Há tempo defendo a tese de que Brasília deveria ter sido construída
em Paris. Adistância do Brasil é a mesma, com a
vantagem de que há um oceano no meio, dificultando as marchas
de protesto e as fugas dos parlamentares às quintas.
E há semelhanças entre as duas cidades: há pouco descobriram
que o prefeito daqui, o Tiberi, é uma espécie de
Roriz, só mais engomado.
Ou então esquece
Brasília, renuncia e vem. Nossos amigos comuns - o Pedreira e
a Monique, o Reali e a Amélia - estão cada vez mais simpáticos,
e o Calvados do Reali vem direto da Normandia.
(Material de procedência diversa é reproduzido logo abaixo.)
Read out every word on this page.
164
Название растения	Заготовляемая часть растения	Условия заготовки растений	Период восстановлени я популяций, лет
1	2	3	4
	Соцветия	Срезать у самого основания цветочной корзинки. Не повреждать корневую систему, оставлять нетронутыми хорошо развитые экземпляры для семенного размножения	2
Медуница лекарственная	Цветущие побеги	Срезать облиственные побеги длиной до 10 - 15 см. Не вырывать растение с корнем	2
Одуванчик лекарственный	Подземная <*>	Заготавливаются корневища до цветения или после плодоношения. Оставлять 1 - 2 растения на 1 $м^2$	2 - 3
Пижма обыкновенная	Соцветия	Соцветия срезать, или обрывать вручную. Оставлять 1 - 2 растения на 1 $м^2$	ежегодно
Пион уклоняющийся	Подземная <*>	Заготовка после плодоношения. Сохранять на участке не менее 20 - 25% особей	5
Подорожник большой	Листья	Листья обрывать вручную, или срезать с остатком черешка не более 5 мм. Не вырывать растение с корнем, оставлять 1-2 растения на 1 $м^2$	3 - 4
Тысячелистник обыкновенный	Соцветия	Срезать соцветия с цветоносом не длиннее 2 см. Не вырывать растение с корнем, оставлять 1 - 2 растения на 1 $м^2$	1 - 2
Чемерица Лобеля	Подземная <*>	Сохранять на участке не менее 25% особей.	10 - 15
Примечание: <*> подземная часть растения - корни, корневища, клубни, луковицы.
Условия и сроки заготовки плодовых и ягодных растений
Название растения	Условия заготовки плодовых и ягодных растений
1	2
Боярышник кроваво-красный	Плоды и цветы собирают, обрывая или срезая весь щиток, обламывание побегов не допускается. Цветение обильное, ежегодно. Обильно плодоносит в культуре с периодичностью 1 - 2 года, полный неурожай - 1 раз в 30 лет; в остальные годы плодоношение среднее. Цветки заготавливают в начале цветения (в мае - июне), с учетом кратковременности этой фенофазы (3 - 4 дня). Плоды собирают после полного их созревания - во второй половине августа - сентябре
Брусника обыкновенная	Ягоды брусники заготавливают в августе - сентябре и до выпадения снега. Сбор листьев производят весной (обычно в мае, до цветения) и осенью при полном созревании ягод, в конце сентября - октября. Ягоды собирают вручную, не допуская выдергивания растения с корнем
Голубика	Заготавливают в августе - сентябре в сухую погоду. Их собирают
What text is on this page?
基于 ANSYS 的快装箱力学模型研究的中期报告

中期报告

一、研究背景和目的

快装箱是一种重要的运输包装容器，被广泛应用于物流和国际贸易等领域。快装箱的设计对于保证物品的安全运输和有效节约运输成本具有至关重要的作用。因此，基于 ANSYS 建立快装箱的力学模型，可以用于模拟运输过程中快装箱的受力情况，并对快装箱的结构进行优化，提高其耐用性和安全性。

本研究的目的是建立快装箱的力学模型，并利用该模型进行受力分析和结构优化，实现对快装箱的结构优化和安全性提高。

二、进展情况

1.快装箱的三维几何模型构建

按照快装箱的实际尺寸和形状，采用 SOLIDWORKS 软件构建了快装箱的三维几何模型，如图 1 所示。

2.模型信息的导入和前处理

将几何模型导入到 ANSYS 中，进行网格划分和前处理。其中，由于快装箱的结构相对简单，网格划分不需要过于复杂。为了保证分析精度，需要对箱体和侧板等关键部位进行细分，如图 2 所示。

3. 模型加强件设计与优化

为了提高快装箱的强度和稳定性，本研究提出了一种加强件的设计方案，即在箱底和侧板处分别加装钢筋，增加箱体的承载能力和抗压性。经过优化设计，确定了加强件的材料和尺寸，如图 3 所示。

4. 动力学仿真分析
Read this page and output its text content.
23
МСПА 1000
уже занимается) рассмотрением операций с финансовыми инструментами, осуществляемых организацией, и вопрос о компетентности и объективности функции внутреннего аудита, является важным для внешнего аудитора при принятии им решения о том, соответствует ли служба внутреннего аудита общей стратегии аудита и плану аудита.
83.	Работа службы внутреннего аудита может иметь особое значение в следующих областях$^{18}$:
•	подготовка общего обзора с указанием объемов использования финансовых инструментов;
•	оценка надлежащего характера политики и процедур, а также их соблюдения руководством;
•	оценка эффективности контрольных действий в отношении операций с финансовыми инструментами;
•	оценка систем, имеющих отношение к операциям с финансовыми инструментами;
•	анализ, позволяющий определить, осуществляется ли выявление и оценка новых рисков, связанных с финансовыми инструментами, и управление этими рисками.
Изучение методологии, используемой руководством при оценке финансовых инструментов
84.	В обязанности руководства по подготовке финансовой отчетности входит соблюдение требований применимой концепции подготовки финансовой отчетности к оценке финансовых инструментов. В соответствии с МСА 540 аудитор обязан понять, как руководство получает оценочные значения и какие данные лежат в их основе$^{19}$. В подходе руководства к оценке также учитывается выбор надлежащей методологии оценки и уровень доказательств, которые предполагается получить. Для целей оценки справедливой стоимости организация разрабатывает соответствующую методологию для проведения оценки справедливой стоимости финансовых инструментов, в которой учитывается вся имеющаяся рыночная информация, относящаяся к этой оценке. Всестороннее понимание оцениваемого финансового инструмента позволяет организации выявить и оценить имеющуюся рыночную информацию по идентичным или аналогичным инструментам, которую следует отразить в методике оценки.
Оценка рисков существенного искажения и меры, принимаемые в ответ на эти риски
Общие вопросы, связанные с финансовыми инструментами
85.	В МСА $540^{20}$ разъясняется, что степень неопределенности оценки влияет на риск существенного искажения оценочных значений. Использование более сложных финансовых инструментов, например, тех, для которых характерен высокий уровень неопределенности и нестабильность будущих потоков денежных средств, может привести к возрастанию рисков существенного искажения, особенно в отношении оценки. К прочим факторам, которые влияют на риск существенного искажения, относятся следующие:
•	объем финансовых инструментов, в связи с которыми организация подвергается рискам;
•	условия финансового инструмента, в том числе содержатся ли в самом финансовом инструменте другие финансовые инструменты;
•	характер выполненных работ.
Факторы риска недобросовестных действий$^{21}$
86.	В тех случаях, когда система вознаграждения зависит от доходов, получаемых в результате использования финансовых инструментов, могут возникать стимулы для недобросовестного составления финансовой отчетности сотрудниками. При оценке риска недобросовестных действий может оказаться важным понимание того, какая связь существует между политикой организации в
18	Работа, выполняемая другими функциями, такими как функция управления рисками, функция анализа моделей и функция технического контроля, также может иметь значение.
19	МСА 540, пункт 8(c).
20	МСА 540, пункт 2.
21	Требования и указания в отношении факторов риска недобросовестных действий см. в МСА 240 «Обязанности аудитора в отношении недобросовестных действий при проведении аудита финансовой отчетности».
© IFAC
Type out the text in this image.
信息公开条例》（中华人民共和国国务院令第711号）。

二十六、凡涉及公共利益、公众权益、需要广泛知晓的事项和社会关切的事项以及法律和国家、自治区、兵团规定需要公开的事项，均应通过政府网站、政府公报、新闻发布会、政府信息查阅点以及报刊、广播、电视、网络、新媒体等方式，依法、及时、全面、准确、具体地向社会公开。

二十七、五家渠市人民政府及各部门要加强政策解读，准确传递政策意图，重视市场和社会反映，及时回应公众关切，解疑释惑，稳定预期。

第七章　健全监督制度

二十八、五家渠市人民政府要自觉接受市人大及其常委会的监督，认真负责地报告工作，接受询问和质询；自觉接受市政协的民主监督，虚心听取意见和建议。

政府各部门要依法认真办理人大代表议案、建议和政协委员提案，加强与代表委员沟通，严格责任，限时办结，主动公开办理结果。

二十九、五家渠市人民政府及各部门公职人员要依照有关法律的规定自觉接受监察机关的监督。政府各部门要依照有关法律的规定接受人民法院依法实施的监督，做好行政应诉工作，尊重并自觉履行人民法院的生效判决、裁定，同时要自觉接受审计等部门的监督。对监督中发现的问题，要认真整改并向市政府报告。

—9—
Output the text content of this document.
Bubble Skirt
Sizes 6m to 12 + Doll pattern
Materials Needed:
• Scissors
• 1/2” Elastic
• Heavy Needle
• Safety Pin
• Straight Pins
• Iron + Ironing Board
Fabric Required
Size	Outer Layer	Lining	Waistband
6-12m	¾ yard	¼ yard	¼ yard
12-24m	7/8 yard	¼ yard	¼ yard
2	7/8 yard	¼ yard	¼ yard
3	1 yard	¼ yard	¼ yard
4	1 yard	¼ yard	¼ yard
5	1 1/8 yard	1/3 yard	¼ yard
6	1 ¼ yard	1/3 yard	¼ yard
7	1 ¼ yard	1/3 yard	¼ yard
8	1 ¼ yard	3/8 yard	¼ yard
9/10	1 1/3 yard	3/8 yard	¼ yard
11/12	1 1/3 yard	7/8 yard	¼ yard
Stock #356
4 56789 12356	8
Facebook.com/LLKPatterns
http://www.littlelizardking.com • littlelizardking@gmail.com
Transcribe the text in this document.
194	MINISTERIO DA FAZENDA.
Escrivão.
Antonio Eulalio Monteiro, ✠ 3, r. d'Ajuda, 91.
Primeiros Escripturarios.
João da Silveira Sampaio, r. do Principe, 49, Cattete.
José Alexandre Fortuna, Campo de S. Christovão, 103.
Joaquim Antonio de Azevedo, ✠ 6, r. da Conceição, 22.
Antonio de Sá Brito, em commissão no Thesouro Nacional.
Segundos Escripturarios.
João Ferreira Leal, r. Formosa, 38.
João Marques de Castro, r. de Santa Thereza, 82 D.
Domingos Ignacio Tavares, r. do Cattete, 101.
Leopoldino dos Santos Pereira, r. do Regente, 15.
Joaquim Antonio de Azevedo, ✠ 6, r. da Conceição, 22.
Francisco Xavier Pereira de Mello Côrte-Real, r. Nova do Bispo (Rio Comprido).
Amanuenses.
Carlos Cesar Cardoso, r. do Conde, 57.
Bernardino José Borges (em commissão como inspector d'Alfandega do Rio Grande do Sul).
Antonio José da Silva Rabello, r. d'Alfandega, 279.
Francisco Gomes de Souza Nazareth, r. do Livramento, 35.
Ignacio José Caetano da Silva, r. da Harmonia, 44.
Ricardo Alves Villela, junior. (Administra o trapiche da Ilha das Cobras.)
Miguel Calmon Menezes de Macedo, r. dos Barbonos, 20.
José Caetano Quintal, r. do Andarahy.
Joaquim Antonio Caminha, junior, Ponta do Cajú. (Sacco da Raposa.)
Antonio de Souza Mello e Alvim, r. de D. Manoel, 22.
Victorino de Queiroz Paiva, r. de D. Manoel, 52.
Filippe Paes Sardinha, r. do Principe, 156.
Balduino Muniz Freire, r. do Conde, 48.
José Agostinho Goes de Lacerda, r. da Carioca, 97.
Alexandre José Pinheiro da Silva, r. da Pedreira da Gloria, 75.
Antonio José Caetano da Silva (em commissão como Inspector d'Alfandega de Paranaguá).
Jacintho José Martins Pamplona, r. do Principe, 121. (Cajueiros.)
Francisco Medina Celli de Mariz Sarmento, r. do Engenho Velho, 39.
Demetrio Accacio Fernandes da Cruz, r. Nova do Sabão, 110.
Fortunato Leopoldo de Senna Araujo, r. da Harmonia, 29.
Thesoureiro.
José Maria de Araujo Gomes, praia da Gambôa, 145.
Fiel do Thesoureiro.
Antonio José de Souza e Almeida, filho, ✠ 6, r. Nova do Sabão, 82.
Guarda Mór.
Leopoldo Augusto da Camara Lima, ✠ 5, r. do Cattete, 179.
Há uma excelente
mostra do Daumier, o Chico e o Paulo Caruso da sua época,
no Grand Palais, e ontem inaugurou-se a mostra do barroco brasileiro
no Petit Palais. Outro motivo de orgulho brasileiro em Paris,
e imperdível, é a peça com a Cristiana Reali e o Francis
Hunter, Duo pour Violon Seul, mais uma prova, como se precisasse,
de que a Cristiane não é apenas um rosto bonito. Que atriz!
Meu francês é precário - toda vez que eu falo francês,
a Academie faz uma reunião de emergência -, mas não
é preciso entender tudo para se emocionar com a Cristiane.
É verdade
que nem tudo está perfeito por aqui. Há o lado sombrio. Descobri
que no Taillevent a canette, que antes vinha em dois serviços
- as coxas eram trazidas depois, preparadas de outra maneira -,
agora vem num serviço só, uma prova de que a globalização não
está dando tão certo assim. Há manifestações diariamente, mas
todas respeitam o horário marcado, os ônibus podem anunciar suas
mudanças de itinerário com antecedência, tudo se organiza
à sua volta e, além do mais, nenhuma é contra
seu governo. Larga esse negócio e vem, Éfe Agá. A História compreenderá.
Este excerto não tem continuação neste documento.